Blog for Choice

Blog for Choice Day - January 22, 2007
It’s the 34th anniversary of Roe v. Wade and it irks me, no end, that there are still people out there who are seeking to eliminate access to abortions. I’m a mother of two girls but my pro-choice stance isn’t so much out of fear on their behalf as from outrage that, in a western society that claims to value free choice and liberty, those same rights become immediately disposable when applied to a woman’s body and issues consequent of sexuality. A fetus is not a person. That woman who wants an abortion? Sure is.

3 Responses to “Blog for Choice”

  1. Gareth Says:

    I think that you have skirted around the aspect of the dispute that irks me: not the claims of choice and liberty or the access to rights concerning a person.

    It’s the lack of respect each side has for the other’s opinions about the moral, legal and ethical status of a foetus.

    In a society that values free choice and liberty, that respects diversity and protects self-determinism, an abject rejection of the fundamental principles of a different point of view is an attack on the fundamental freedom itself.

    The two sides are not attacking what they see as ‘wrong’ in the other’s opinion, but the very foundations that they themselves are standing on.

  2. ancarett Says:

    We’ll have to hopefully agree to disagree here. I don’t see that the fetus has any legal standing as matters currently stands, neither do I think it should. I don’t think that the fetus has any personhood. It is potential.

    In an ideal world, every pregnancy would be wanted. In reality, Americans have the worst of both worlds in that access to birth control, sex education and abortion are all under siege so that, ironically, the rate of unwanted pregnancies stands very high and abortion rates are much higher than than many other places.

    Were abortion to be fully recriminalized, I would expect the deathrate of women seeking illegal abortions to rise to their pre Roe v.

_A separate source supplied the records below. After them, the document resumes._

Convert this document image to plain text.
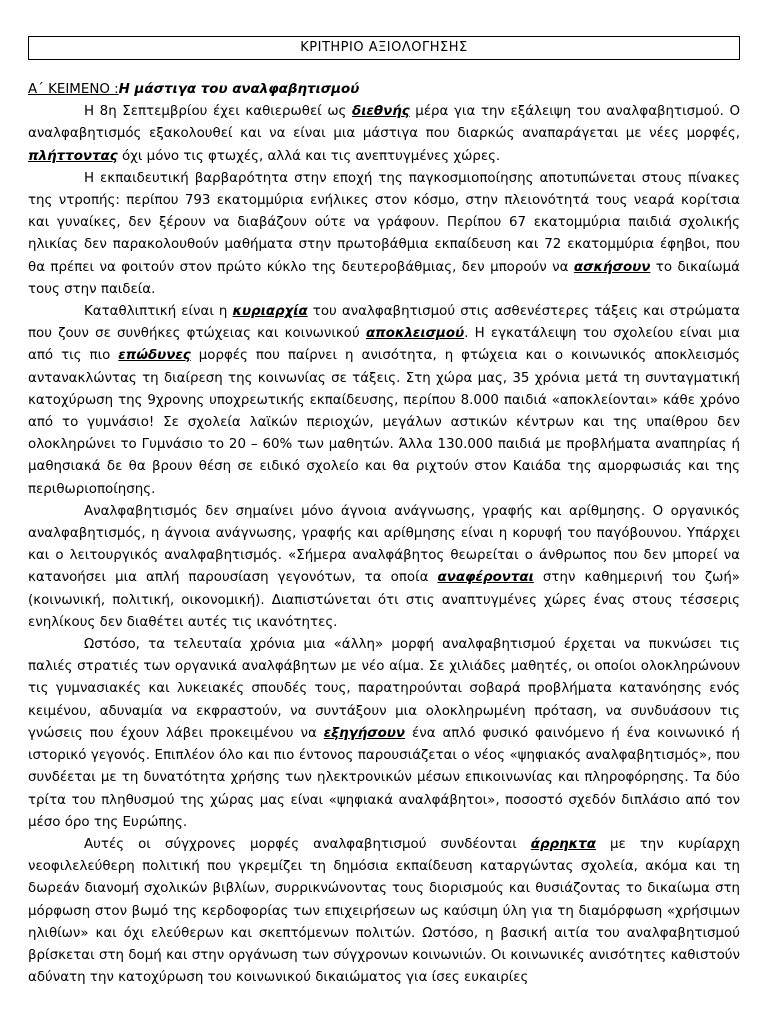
ΚΡΙΤΗΡΙΟ ΑΞΙΟΛΟΓΗΣΗΣ
Α΄ ΚΕΙΜΕΝΟ :Η μάστιγα του αναλφαβητισμού

Η 8η Σεπτεμβρίου έχει καθιερωθεί ως διεθνής μέρα για την εξάλειψη του αναλφαβητισμού. Ο αναλφαβητισμός εξακολουθεί και να είναι μια μάστιγα που διαρκώς αναπαράγεται με νέες μορφές, πλήττοντας όχι μόνο τις φτωχές, αλλά και τις ανεπτυγμένες χώρες.

Η εκπαιδευτική βαρβαρότητα στην εποχή της παγκοσμιοποίησης αποτυπώνεται στους πίνακες της ντροπής: περίπου 793 εκατομμύρια ενήλικες στον κόσμο, στην πλειονότητά τους νεαρά κορίτσια και γυναίκες, δεν ξέρουν να διαβάζουν ούτε να γράφουν. Περίπου 67 εκατομμύρια παιδιά σχολικής ηλικίας δεν παρακολουθούν μαθήματα στην πρωτοβάθμια εκπαίδευση και 72 εκατομμύρια έφηβοι, που θα πρέπει να φοιτούν στον πρώτο κύκλο της δευτεροβάθμιας, δεν μπορούν να ασκήσουν το δικαίωμά τους στην παιδεία.

Καταθλιπτική είναι η κυριαρχία του αναλφαβητισμού στις ασθενέστερες τάξεις και στρώματα που ζουν σε συνθήκες φτώχειας και κοινωνικού αποκλεισμού. Η εγκατάλειψη του σχολείου είναι μια από τις πιο επώδυνες μορφές που παίρνει η ανισότητα, η φτώχεια και ο κοινωνικός αποκλεισμός αντανακλώντας τη διαίρεση της κοινωνίας σε τάξεις. Στη χώρα μας, 35 χρόνια μετά τη συνταγματική κατοχύρωση της 9χρονης υποχρεωτικής εκπαίδευσης, περίπου 8.000 παιδιά «αποκλείονται» κάθε χρόνο από το γυμνάσιο! Σε σχολεία λαϊκών περιοχών, μεγάλων αστικών κέντρων και της υπαίθρου δεν ολοκληρώνει το Γυμνάσιο το 20 – 60% των μαθητών. Άλλα 130.000 παιδιά με προβλήματα αναπηρίας ή μαθησιακά δε θα βρουν θέση σε ειδικό σχολείο και θα ριχτούν στον Καιάδα της αμορφωσιάς και της περιθωριοποίησης.

Αναλφαβητισμός δεν σημαίνει μόνο άγνοια ανάγνωσης, γραφής και αρίθμησης. Ο οργανικός αναλφαβητισμός, η άγνοια ανάγνωσης, γραφής και αρίθμησης είναι η κορυφή του παγόβουνου. Υπάρχει και ο λειτουργικός αναλφαβητισμός. «Σήμερα αναλφάβητος θεωρείται ο άνθρωπος που δεν μπορεί να κατανοήσει μια απλή παρουσίαση γεγονότων, τα οποία αναφέρονται στην καθημερινή του ζωή» (κοινωνική, πολιτική, οικονομική). Διαπιστώνεται ότι στις αναπτυγμένες χώρες ένας στους τέσσερις ενηλίκους δεν διαθέτει αυτές τις ικανότητες.

Ωστόσο, τα τελευταία χρόνια μια «άλλη» μορφή αναλφαβητισμού έρχεται να πυκνώσει τις παλιές στρατιές των οργανικά αναλφάβητων με νέο αίμα. Σε χιλιάδες μαθητές, οι οποίοι ολοκληρώνουν τις γυμνασιακές και λυκειακές σπουδές τους, παρατηρούνται σοβαρά προβλήματα κατανόησης ενός κειμένου, αδυναμία να εκφραστούν, να συντάξουν μια ολοκληρωμένη πρόταση, να συνδυάσουν τις γνώσεις που έχουν λάβει προκειμένου να εξηγήσουν ένα απλό φυσικό φαινόμενο ή ένα κοινωνικό ή ιστορικό γεγονός. Επιπλέον όλο και πιο έντονος παρουσιάζεται ο νέος «ψηφιακός αναλφαβητισμός», που συνδέεται με τη δυνατότητα χρήσης των ηλεκτρονικών μέσων επικοινωνίας και πληροφόρησης. Τα δύο τρίτα του πληθυσμού της χώρας μας είναι «ψηφιακά αναλφάβητοι», ποσοστό σχεδόν διπλάσιο από τον μέσο όρο της Ευρώπης.

Αυτές οι σύγχρονες μορφές αναλφαβητισμού συνδέονται άρρηκτα με την κυρίαρχη νεοφιλελεύθερη πολιτική που γκρεμίζει τη δημόσια εκπαίδευση καταργώντας σχολεία, ακόμα και τη δωρεάν διανομή σχολικών βιβλίων, συρρικνώνοντας τους διορισμούς και θυσιάζοντας το δικαίωμα στη μόρφωση στον βωμό της κερδοφορίας των επιχειρήσεων ως καύσιμη ύλη για τη διαμόρφωση «χρήσιμων ηλιθίων» και όχι ελεύθερων και σκεπτόμενων πολιτών. Ωστόσο, η βασική αιτία του αναλφαβητισμού βρίσκεται στη δομή και στην οργάνωση των σύγχρονων κοινωνιών. Οι κοινωνικές ανισότητες καθιστούν αδύνατη την κατοχύρωση του κοινωνικού δικαιώματος για ίσες ευκαιρίες
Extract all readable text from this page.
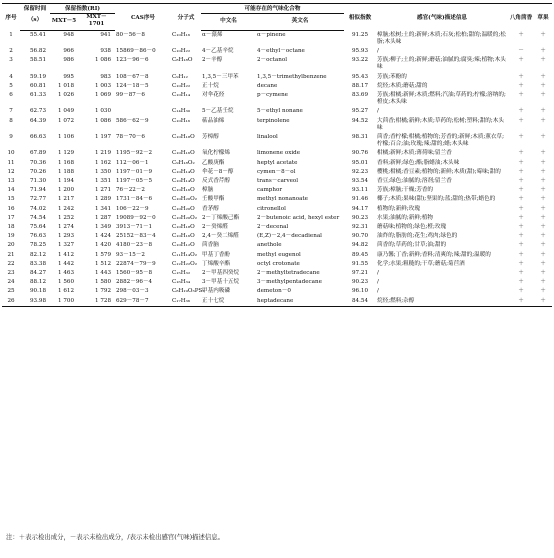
序号	保留时间	保留指数(RI)		CAS序号	分子式	可能存在的气味化合物		相似指数	感官(气味)描述信息	八角茴香	草果
	（s）	MXT－5	MXT－1701			中文名	英文名				
1	55.41	948	941	80－56－8	C₁₀H₁₆	α－蒎烯	α－pinene	91.25	樟脑;松树;土的;新鲜;木质;石灰;松柏;甜的;温暖的;松脂;木头味	＋	＋
2	56.82	966	938	15869－86－0	C₁₀H₂₂	4－乙基辛烷	4－ethyl－octane	95.93	/	－	＋
3	58.51	986	1 086	123－96－6	C₈H₁₈O	2－辛醇	2－octanol	93.22	芳族;柳子;土的;新鲜;蘑菇;油腻的;腐臭;辣;植物;木头味	＋	＋
4	59.19	995	983	108－67－8	C₉H₁₂	1,3,5－三甲苯	1,3,5－trimethylbenzene	95.43	芳族;苯酚的	＋	＋
5	60.81	1 018	1 003	124－18－5	C₁₀H₂₂	正十烷	decane	88.17	烷烃;木质;蘑菇;甜的	＋	＋
6	61.33	1 026	1 069	99－87－6	C₁₀H₁₄	对伞花烃	p－cymene	83.69	芳族;柑橘;新鲜;木质;燃料;汽油;草药的;柠檬;溶纳的;橙皮;木头味	＋	＋
7	62.73	1 049	1 030		C₁₄H₃₀	5－乙基壬烷	5－ethyl nonane	95.27	/	＋	＋
8	64.39	1 072	1 086	586－62－9	C₁₀H₁₆	萜品油烯	terpinolene	94.52	大茴香;柑橘;新鲜;木质;草药的;松树;塑料;甜的;木头味	＋	＋
9	66.63	1 106	1 197	78－70－6	C₁₀H₁₈O	芳樟醇	linalool	98.31	茴香;香柠檬;柑橘;植物的;芳香的;新鲜;木质;薰衣草;柠檬;百合;油;玫瑰;辣;甜的;蜡;木头味	＋	＋
10	67.89	1 129	1 219	1195－92－2	C₁₀H₁₆O	氧化柠檬烯	limonene oxide	90.76	柑橘;新鲜;木质;薄荷味;留兰香	＋	＋
11	70.36	1 168	1 162	112－06－1	C₉H₁₈O₂	乙酸庚酯	heptyl acetate	95.01	香料;新鲜;绿色;酯;脂蜡油;木头味	＋	＋
12	70.26	1 188	1 350	1197－01－9	C₁₀H₁₄O	伞花－8－醇	cymen－8－ol	92.23	樱桃;柑橘;香豆素;植物的;新鲜;木质(甜);霉味;甜的	＋	＋
13	71.30	1 194	1 351	1197－05－5	C₁₀H₁₄O	反式香芹醇	trans－carveol	93.54	香豆;绿色;油腻的;溶剂;留兰香	＋	＋
14	71.94	1 200	1 271	76－22－2	C₁₀H₁₆O	樟脑	camphor	93.11	芳族;樟脑;干燥;芳香的	＋	＋
15	72.77	1 217	1 289	1731－84－6	C₁₀H₂₀O₂	壬酸甲酯	methyl nonanoate	91.46	椰子;木质;果味(甜);坚果的;蓝;甜的;热带;蜡色的	＋	＋
16	74.02	1 242	1 341	106－22－9	C₁₀H₂₀O	香茅醇	citronellol	94.17	植物的;新鲜;玫瑰	＋	＋
17	74.54	1 252	1 287	19089－92－0	C₁₀H₂₀O₂	2－丁烯酸己酯	2－butenoic acid, hexyl ester	90.23	水果;油腻的;新鲜;植物	＋	＋
18	75.64	1 274	1 349	3913－71－1	C₁₀H₁₈O	2－癸烯醛	2－decenal	92.31	蘑菇味;植物的;绿色;橙;玫瑰	＋	＋
19	76.63	1 293	1 424	25152－83－4	C₁₀H₁₆O	2,4－癸二烯醛	(E,Z)－2,4－decadienal	90.70	油炸的;脂肪的;花生;鸡肉;绿色的	＋	＋
20	78.25	1 327	1 420	4180－23－8	C₁₀H₁₂O	茴香脑	anethole	94.82	茴香的;草药的;甘草;油;甜的	＋	＋
21	82.12	1 412	1 579	93－15－2	C₁₁H₁₄O₂	甲基丁香酚	methyl eugenol	89.45	康乃馨;丁香;新鲜;香料;清爽的;辣;甜的;温暖的	＋	＋
22	83.38	1 442	1 512	22874－79－9	C₁₂H₂₂O₂	丁烯酸辛酯	octyl crotonate	91.55	化学;水果;粗糙的;干草;蘑菇;菊苣酒	＋	＋
23	84.27	1 463	1 443	1560－95－8	C₁₅H₃₂	2－甲基四癸烷	2－methyltetradecane	97.21	/	＋	＋
24	88.12	1 560	1 580	2882－96－4	C₁₆H₃₄	3－甲基十五烷	3－methylpentadecane	90.23	/	＋	＋
25	90.18	1 612	1 792	298－03－3	C₈H₁₉O₃PS₂	甲基内吸磷	demeton－0	96.10	/	＋	＋
26	93.98	1 700	1 728	629－78－7	C₁₇H₃₆	正十七烷	heptadecane	84.54	烷烃;燃料;杂醇	＋	＋
注：＋表示检出成分，－表示未检出成分，/表示未检出感官(气味)描述信息。
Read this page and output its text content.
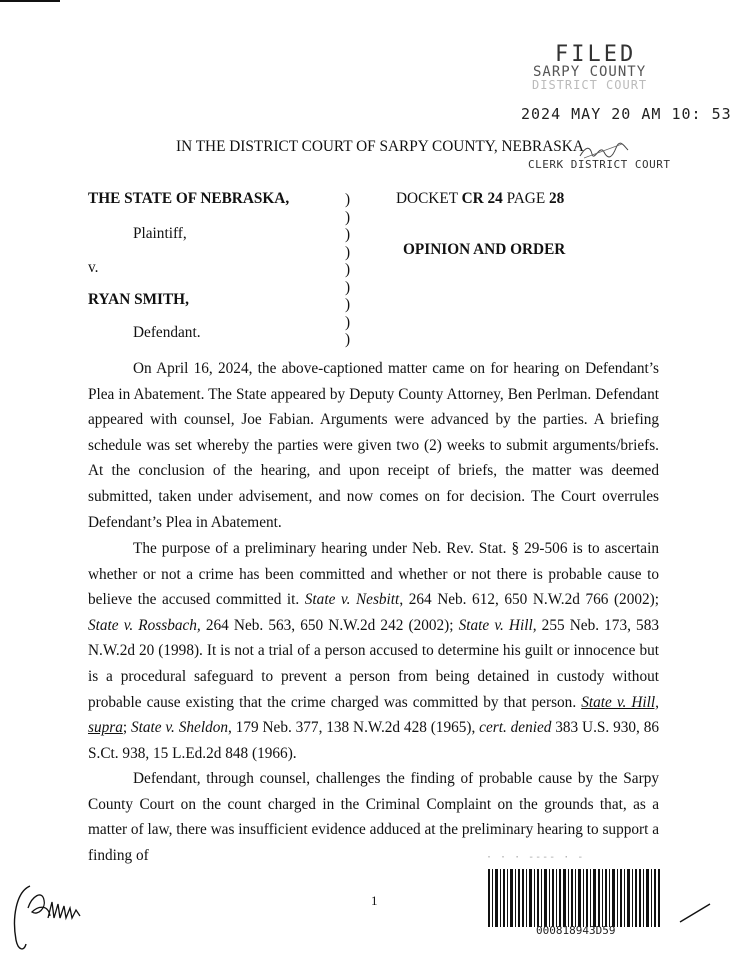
FILED
SARPY COUNTY
DISTRICT COURT
2024 MAY 20 AM 10: 53
CLERK DISTRICT COURT
IN THE DISTRICT COURT OF SARPY COUNTY, NEBRASKA
THE STATE OF NEBRASKA,
Plaintiff,
v.
RYAN SMITH,
Defendant.
)
)
)
)
)
)
)
)
)
DOCKET CR 24 PAGE 28
OPINION AND ORDER

On April 16, 2024, the above-captioned matter came on for hearing on Defendant’s Plea in Abatement. The State appeared by Deputy County Attorney, Ben Perlman. Defendant appeared with counsel, Joe Fabian. Arguments were advanced by the parties. A briefing schedule was set whereby the parties were given two (2) weeks to submit arguments/briefs. At the conclusion of the hearing, and upon receipt of briefs, the matter was deemed submitted, taken under advisement, and now comes on for decision. The Court overrules Defendant’s Plea in Abatement.

The purpose of a preliminary hearing under Neb. Rev. Stat. § 29-506 is to ascertain whether or not a crime has been committed and whether or not there is probable cause to believe the accused committed it. State v. Nesbitt, 264 Neb. 612, 650 N.W.2d 766 (2002); State v. Rossbach, 264 Neb. 563, 650 N.W.2d 242 (2002); State v. Hill, 255 Neb. 173, 583 N.W.2d 20 (1998). It is not a trial of a person accused to determine his guilt or innocence but is a procedural safeguard to prevent a person from being detained in custody without probable cause existing that the crime charged was committed by that person. State v. Hill, supra; State v. Sheldon, 179 Neb. 377, 138 N.W.2d 428 (1965), cert. denied 383 U.S. 930, 86 S.Ct. 938, 15 L.Ed.2d 848 (1966).

Defendant, through counsel, challenges the finding of probable cause by the Sarpy County Court on the count charged in the Criminal Complaint on the grounds that, as a matter of law, there was insufficient evidence adduced at the preliminary hearing to support a finding of

1
· · · ---- · -
000818943D59
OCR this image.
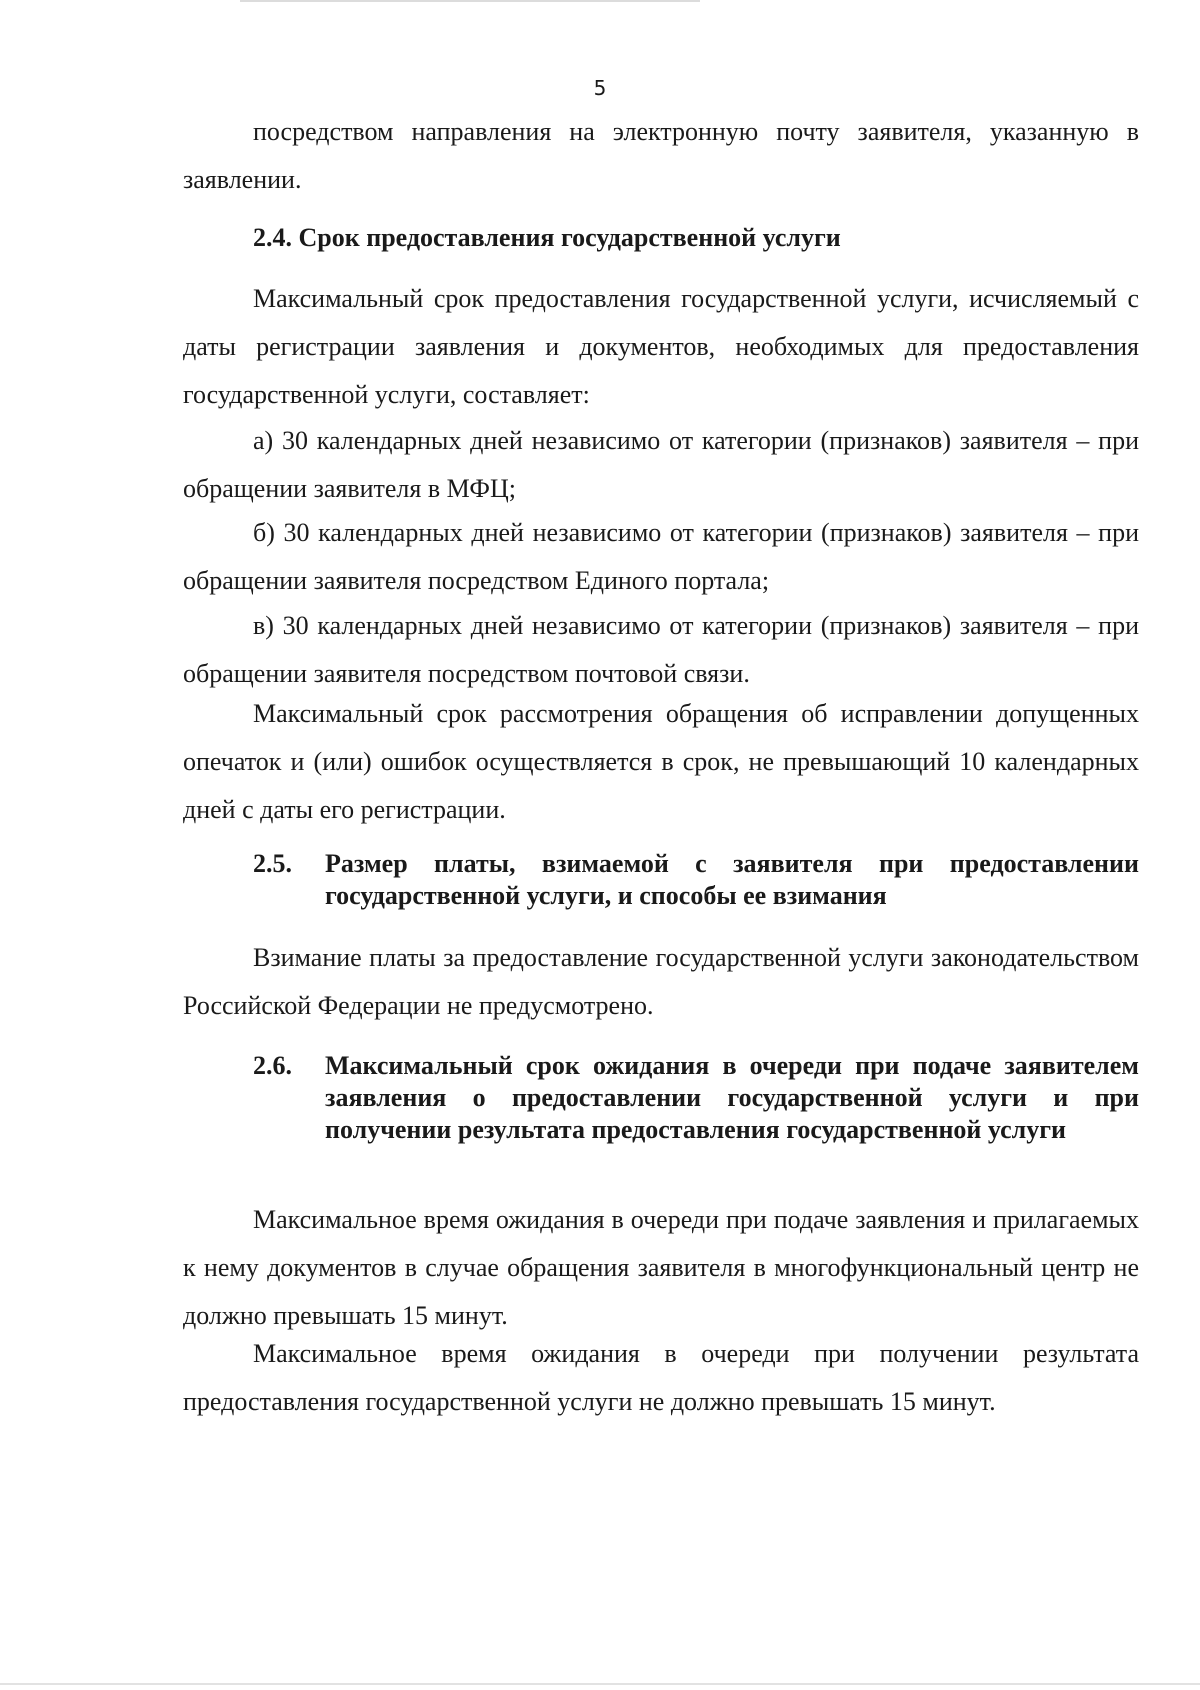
5
посредством направления на электронную почту заявителя, указанную в заявлении.
2.4. Срок предоставления государственной услуги
Максимальный срок предоставления государственной услуги, исчисляемый с даты регистрации заявления и документов, необходимых для предоставления государственной услуги, составляет:
а) 30 календарных дней независимо от категории (признаков) заявителя – при обращении заявителя в МФЦ;
б) 30 календарных дней независимо от категории (признаков) заявителя – при обращении заявителя посредством Единого портала;
в) 30 календарных дней независимо от категории (признаков) заявителя – при обращении заявителя посредством почтовой связи.
Максимальный срок рассмотрения обращения об исправлении допущенных опечаток и (или) ошибок осуществляется в срок, не превышающий 10 календарных дней с даты его регистрации.
2.5. Размер платы, взимаемой с заявителя при предоставлении государственной услуги, и способы ее взимания
Взимание платы за предоставление государственной услуги законодательством Российской Федерации не предусмотрено.
2.6. Максимальный срок ожидания в очереди при подаче заявителем заявления о предоставлении государственной услуги и при получении результата предоставления государственной услуги
Максимальное время ожидания в очереди при подаче заявления и прилагаемых к нему документов в случае обращения заявителя в многофункциональный центр не должно превышать 15 минут.
Максимальное время ожидания в очереди при получении результата предоставления государственной услуги не должно превышать 15 минут.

Wade levels or near enough, particularly amongst the poor who couldn’t travel out of the country for the procedure. Women have been procuring abortions for a very long time (in the period of English history which I study there were many remedies shared to “restore regular courses” which were known to be abortifacents (but no one said much since the pregnancy was not recognized until after the fourth month and the first detectable signs of movement) and rolling back the law won’t stop that.

  3. Gareth Says:

    I didn’t mean to comment on (or imply a comment on) your views on the status of the foetus; but I do have strong opinions upon the manner in which the differences of opinion in this aspect of the debate are treated.

    For example, the pro-life concept of the foetus is a relatively new invention but is treated by the pro-life movement as an eternal truth. Not so - as pro-life students of the history of moral theology usually discovers to their horror. (Not the most popular of subjects of study, I know, but the religious belief that moral “truths” are unchanging is the greatest fallacy of them all.)

    Equally, on the other hand, it does seem ironic that the “liberal” argument for freedom of choice requires the absolute rejection, without any hope of reconsideration, of the validity of converse opinion. What is liberal about predicating a conclusion upon a premise that unacceptable to dissenters, and refusing to allow the matter to enter the debate?

    Both sides are, in effect, claiming “absolute truth” and denouncing the other in the most vehement terms they can muster. Both sides are acting like extremists.

    For sure, that is expected in any debate where the passions run high - but being expected does not validate or justify it.